Workshop’a Dr. Zeynep Devrim Gürsel’in hazırladığı bir VTRile başlanıyor. Bu kısa filmde İstanbul’dan seçilmiş farklı insan karelerine yer veriliyor. Her bir karede ortak özellik kahve falına bakılıyor olması. ‘Fala inanma falsız da kalma’ fehvasınca muhatapların eş beklentilerine cevap aranıyor. VTR, sonunda Türkiye’nin AB üyeliği konusuna bağlanıyor. Fal bakan vatandaşlar sonunda AB üyeliğine dair fikirlerini ortaya koyuyorlar. Kısa film bununla sona eriyor. Filmin içeriği katılımcılardan tarafından yoruma tabi tutuluyor. Polen asıllı bir Profesör ‘kahve falını bilmediğinden’ söz açıyor. Bir taraftan da katılımcıları mürebbi edasıyla film hakkında konuşturuyor.

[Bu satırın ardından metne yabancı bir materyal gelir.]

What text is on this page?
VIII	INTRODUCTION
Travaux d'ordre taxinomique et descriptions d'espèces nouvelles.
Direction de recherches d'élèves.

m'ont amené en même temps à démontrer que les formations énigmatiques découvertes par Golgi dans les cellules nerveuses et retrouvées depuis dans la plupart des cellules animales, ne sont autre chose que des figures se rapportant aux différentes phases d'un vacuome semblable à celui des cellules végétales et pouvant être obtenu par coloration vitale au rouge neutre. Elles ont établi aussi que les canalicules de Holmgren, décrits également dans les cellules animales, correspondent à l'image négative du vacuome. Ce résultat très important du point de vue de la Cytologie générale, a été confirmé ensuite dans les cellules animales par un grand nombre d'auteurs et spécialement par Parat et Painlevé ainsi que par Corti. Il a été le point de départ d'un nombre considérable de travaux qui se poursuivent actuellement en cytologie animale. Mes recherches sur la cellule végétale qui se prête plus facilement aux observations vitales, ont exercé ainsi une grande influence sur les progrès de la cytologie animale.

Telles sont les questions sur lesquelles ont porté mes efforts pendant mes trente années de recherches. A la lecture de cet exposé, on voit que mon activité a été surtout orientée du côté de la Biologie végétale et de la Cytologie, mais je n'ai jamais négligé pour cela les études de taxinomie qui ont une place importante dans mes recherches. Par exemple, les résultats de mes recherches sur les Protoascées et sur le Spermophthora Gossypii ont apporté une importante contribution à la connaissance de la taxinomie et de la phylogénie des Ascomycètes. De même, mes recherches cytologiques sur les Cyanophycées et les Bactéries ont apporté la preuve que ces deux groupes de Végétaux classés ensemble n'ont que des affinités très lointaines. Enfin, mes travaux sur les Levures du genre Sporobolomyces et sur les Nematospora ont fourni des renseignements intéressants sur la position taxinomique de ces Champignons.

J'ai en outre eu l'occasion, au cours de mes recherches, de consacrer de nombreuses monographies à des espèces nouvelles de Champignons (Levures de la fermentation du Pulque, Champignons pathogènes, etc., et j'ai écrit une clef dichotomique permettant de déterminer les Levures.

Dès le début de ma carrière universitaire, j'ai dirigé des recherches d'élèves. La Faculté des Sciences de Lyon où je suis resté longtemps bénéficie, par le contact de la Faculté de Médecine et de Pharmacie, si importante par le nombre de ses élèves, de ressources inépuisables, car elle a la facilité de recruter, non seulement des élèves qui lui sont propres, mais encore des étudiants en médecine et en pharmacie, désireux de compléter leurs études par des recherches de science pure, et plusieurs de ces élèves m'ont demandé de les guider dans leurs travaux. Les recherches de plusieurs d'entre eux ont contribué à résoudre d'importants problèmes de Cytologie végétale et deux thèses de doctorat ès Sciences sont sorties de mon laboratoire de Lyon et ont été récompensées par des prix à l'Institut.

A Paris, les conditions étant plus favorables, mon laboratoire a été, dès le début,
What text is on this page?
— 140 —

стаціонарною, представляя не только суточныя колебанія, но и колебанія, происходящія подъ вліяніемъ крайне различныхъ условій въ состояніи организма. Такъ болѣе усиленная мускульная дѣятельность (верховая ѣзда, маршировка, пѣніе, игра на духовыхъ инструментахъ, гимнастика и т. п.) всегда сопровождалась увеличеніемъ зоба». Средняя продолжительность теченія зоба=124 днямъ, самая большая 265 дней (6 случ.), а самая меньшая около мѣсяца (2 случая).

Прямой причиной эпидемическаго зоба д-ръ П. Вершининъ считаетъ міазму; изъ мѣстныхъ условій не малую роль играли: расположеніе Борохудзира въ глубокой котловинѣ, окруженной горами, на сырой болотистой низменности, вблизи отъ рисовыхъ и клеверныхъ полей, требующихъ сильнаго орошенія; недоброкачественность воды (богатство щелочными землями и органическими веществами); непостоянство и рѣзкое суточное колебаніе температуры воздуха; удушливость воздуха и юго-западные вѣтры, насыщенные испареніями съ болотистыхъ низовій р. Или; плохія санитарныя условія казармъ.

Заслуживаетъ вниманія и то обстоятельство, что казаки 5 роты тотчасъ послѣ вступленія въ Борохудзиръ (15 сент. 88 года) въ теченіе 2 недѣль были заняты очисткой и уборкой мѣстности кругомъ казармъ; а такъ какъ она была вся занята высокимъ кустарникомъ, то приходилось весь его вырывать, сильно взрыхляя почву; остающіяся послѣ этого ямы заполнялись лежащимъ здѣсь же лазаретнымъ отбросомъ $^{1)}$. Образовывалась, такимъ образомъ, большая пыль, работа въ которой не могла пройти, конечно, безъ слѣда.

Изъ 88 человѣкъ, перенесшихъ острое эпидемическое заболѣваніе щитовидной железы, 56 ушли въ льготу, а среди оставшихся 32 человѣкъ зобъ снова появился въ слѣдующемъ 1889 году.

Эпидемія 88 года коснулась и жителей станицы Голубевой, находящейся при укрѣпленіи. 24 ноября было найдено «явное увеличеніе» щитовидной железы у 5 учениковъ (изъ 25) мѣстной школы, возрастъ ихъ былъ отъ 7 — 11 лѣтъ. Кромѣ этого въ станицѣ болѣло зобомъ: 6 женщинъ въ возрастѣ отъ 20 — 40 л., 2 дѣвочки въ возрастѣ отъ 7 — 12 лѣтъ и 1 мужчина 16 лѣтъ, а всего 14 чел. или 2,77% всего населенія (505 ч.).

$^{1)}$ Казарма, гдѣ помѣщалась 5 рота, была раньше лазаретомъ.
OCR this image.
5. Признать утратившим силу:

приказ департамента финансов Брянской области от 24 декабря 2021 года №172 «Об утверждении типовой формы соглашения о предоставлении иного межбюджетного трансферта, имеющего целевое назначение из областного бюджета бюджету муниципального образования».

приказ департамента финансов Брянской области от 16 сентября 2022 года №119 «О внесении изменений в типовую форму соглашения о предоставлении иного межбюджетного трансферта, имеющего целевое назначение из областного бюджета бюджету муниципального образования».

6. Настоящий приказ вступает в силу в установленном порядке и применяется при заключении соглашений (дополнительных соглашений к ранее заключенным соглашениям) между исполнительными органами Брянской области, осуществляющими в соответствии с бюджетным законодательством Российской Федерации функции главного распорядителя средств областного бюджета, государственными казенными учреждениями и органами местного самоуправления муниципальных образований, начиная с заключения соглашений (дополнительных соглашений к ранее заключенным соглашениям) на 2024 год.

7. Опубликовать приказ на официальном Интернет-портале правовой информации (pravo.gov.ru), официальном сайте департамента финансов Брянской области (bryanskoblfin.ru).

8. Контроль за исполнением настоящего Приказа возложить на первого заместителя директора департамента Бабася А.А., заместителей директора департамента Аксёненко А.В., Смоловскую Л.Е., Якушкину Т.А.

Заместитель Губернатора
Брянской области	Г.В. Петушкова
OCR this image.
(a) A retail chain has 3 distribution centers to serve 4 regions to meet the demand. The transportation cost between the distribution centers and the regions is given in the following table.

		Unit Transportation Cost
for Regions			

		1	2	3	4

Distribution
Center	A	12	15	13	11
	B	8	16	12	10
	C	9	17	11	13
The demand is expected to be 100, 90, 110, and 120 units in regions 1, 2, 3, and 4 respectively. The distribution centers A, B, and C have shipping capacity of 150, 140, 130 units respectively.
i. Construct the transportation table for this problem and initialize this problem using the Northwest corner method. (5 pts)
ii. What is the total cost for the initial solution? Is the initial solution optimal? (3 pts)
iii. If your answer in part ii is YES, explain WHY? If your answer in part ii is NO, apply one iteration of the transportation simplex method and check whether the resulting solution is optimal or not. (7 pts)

Türkiye AB ilişkileri hakkında doktora yapan Dr. Jochen Walter sunumu esnasında önemli detaylara yer veriyor: Helmuth Kohl yıllar önce Türkiye’nin haritada Asya’ya mı Avrupa’ya mı ait olduğuna dair şunları söylemiş: ‘Coğrafya’nın bize öğrettiği şudur ki Türkiye Avrupa’ya dahil değildir’. Yıllar sonra olsa da R.Tayyip Erdoğan aynı argümanı tersinden okumuş: ‘Coğrafya da bize ispat etmektedir ki Türkiye Avrupadır.’ Haritalar üzerinden devam eden bir savaş söz konusu. Kimi haritalar Türkiye’nin yarısını Avrupaya ait gösterirken kimisi yalnızca İstanbul Avrupa yakasını gösteriyor. Genel kanaat Türkiye’nin sadece yarısının Avrupa olduğu yönünde.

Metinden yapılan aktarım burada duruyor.